Tuesday, April 08, 2008

Oprah and Me

Harpo was one of the Marx brothers, right? Harpo is also the name of Oprah’s production company. Gotta be a connection.

I admit that I have never gotten it, meaning Oprah herself or her show or her celebrity. I will say that at one time I had hoped she would choose one of my books to feature on her book club. Not anymore. Not since she decided to become our new instructor in matters of the spirit, the guru/dean of a new on-air seminary featuring as faculty the current crop of Shirley MacLaine wannabes: Mariannne Williamson, for one, and Eckhart Tolle, the latest and greatest.

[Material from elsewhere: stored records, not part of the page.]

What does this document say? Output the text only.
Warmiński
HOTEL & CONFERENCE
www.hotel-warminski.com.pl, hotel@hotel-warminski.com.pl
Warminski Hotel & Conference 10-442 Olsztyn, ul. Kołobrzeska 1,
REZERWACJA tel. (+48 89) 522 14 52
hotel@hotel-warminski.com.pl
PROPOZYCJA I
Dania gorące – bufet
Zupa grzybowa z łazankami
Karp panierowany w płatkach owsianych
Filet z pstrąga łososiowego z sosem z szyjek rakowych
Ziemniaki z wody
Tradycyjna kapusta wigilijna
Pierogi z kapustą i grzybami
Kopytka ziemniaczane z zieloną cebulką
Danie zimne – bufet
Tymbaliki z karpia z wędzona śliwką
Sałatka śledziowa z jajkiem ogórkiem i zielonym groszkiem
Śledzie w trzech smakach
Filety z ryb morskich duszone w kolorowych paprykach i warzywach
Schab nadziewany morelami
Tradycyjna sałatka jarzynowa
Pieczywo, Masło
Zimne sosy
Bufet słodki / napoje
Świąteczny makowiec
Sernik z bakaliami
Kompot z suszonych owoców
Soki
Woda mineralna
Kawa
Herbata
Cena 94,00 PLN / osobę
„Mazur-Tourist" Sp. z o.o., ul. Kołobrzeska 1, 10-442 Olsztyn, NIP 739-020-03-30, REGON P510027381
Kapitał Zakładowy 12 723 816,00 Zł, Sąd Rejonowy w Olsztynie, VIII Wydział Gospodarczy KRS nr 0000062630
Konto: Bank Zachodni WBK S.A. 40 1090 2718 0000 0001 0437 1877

Oprah and Eckhart are all the rage on the internet, offering a “webinar” about how dumb—excuse me, unenlightened—the rest of us are who still cling to “belief.”. Quoth Oprah: If God for you is a “believing experience, it is not really God” because God is a “feeling experience.” Jesus came to show us Christ-consciousness, because we are all capable of being Christ. The “real” God is not restricted to any religious expression, nor is God a jealous God. Oprah dates her break with her own Christian roots to a sermon wherein the preacher described God as “a jealous God,” a perfectly biblical view, of course, meaning that God wants us for himself and does not want us worshiping other, lesser things—like, for instance, new age ideas for God (which are old age as they can be: early Christians called these same notions Gnosticism, meaning, God as an idea. Against them Christian have quoted John, “(God) became flesh…”)

Anyway, people are up in arms. There is a revolt going on, a “reject Oprah, boycott her magazine” kind of thing.

I just find myself wondering whether all the people who are mad at what Oprah is teaching right now are in a Bible study themselves, learning why this silliness she and Eckhart are spouting is neither new nor even very interesting. The Secret, The Prayer of Jabez, Your Best Life Now—all of these books espouse demonstrable idolatries, and yet even Christian people often do not recognize them as such because they have so little in the way of biblical foundation to serve as lens by which to see them for what they are. “Try the spirits to see if they are from God,” John counsels, but many can’t. No surprise then when the unsuspecting are trapped in Oprah’s “web.”

It is left to the Church continually and urgently to offer the faith once-delivered to the saints: the historical, particular, incarnation of “the real” Christ, crucified, dead and risen—alive among us and unbound by any lesser ideas of his redemptive purpose—that whoever believes in him might have eternal life.

1 comment:

Pastor John said...

YAYAYAY for you, Thomas, struggler with doubt though you admit to being, for stating it so clearly! Would that more had the nerve -- and the knowledge of the Truth -- to do so!

Keep (er, "share," I mean) the faith!